I think your case is a transaction; first figure out the solution to the problem in general, then consider whether a trigger is needed.
The table structure you have is a common pattern, in which the table has a foreign key to itself -- in this case prereqid is a reference to one or more other records in the same table. You are tracking courses, it seems, and one attribute of a course is that it may require that you take one or more other courses first.
Consider this important question: are prerequisites strictly hierarchical? For example, do you have to take CS 100 before taking CS 101, and CS 101 before taking CS 200? In this case, the prerequisites of CS 200 are 100, and 101 ... but (importantly) each course has only one prerequisite -- they form a chain. In this case, you don't need a trigger, because presumably the prerequisite of a course is known when you insert it's record.
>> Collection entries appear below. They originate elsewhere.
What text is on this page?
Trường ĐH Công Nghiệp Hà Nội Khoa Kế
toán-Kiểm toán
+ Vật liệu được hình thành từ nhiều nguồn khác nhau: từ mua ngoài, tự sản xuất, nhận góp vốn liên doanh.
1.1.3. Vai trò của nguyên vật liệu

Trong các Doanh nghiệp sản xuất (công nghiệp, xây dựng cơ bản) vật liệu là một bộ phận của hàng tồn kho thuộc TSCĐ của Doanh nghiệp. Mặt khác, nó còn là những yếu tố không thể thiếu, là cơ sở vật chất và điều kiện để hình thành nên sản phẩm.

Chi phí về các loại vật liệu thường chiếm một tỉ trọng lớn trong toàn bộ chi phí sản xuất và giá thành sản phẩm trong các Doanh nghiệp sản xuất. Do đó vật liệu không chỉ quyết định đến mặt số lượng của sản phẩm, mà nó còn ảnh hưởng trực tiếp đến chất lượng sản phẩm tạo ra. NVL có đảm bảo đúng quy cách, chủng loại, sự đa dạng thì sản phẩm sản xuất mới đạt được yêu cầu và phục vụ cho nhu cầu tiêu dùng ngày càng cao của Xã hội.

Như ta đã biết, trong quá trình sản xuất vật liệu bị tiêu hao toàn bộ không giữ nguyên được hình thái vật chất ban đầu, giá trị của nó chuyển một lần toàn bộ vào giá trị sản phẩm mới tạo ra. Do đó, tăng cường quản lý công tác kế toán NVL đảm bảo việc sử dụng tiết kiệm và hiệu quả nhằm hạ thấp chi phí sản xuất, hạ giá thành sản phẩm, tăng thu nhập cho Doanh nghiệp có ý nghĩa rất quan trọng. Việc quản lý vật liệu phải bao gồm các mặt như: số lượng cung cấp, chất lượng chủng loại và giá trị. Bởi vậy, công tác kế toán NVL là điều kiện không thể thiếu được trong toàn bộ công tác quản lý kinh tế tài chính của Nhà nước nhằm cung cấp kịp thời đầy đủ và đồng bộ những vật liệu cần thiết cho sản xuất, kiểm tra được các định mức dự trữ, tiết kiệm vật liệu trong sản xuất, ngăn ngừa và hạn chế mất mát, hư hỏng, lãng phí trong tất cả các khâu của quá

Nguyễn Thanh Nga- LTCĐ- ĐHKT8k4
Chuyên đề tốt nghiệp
In contrast, consider an econ course in econometrics, Econ 200, which requires both that you have taken Econ 100 and Math 102. This is the more likely scenario, and in this case your data model does not handle this case well, so that's the first thing to deal with.
In the second case, you have a relationship: one course has from zero to many prerequisites, and by thinking of it this way, you would model this as two tables: the course table that has information about term and year, and another that has has a foreign key to the courses table. Again, inserting into the courses table requires that you know 1) the information about the course, and 2) the courses that are its prerequisites.
If you captured this in one screen, to insert a new course, you would need to start a transaction. The first command would insert into the courses record, and (presumably) auto-generate the primary key of the course. Then, you would need to use the primary keys of each of the prerequisite courses and, for each insert a new row into the prerequisites table. When all of this was done, you would commit the transaction and all records would be written. In this case, you could do this as a stored procedure (in this case perhaps a trigger), or just as a transaction in program code.
I suspect you'll look at this and say, "yeah, but I just need to figure out how to write a trigger in PostgreSQL". The easy part is the CREATE TRIGGER command; the hard part is the CREATE FUNCTION -- that's where you'll need to decide how to implement it, and where you would decide that this must be an atomic transaction, and some other stuff. Ask a more specific question when you get there.